In hindsight, the problems with the Affordable Care Act appear to be attributable to the necessary compromises needed to pass the program through our Congress. The political success goes to the Republican party and the wing nuts in the Tea party contingent who managed to fracture the potential for any hope of a smooth implementation of universal health care for their own constituency of the American people. Their success is that the entire mess has become blamable as an Obama failure. Had the President not compromised, the effort for universal access to quality health care may have continued to be frustrated. There would be no program today. By accepting compromises, President Obama was caught in a neat trap. There is apparently no price too high to ensure a failed and ineffective government.
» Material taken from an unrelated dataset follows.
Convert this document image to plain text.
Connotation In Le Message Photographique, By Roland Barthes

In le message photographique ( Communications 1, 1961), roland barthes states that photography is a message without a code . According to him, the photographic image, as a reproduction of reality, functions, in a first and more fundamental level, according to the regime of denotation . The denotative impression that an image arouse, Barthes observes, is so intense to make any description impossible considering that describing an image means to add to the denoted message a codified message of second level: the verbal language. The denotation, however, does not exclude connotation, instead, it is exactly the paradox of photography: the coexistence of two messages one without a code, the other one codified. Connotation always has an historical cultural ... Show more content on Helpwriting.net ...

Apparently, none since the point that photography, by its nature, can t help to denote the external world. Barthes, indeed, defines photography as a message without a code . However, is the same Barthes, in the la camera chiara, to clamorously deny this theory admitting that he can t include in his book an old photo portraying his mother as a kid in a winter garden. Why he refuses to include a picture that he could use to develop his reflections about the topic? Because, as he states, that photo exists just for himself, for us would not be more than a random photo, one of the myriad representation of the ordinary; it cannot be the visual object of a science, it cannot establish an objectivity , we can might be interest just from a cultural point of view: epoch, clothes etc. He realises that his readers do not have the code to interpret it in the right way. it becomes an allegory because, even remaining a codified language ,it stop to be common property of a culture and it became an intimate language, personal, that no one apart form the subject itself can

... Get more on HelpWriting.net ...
A single payer system of universal health care would have followed the successful model of Medicare. There would have been a universal payroll and self-employment tax rolled into or in addition to the current FICA tax. There would have been a universal premium payment system to supplement the tax that would have taken into account the affordability of premiums for low-income payers. Employers would have found no reason to reduce employee hours to avoid participation in providing a healthcare plan for their employees. The best employers would be able to pick up employee premiums or even offer premium plans at an added cost. Any issue of either insurer or consumer bailouts would be resolvable by Congressional adjustments to the funding, just as is now accomplished for Medicare and Medicaid. Best of all, the insurance carriers would be able to compete in a “free market” environment by contracting with the Affordable Care Act to administer the delivery of health care with expanded and premium benefits, just as they do in the successful Medicare system.

Obama Care is in trouble. But it is wrong to place the blame at President Obama’s door. The program can be adjusted to meet the goal of an efficient universal healthcare system. All that it will take is a Congressional will to ensure that quality medical care will be available to every American man woman and child, regardless of income and ability to pay.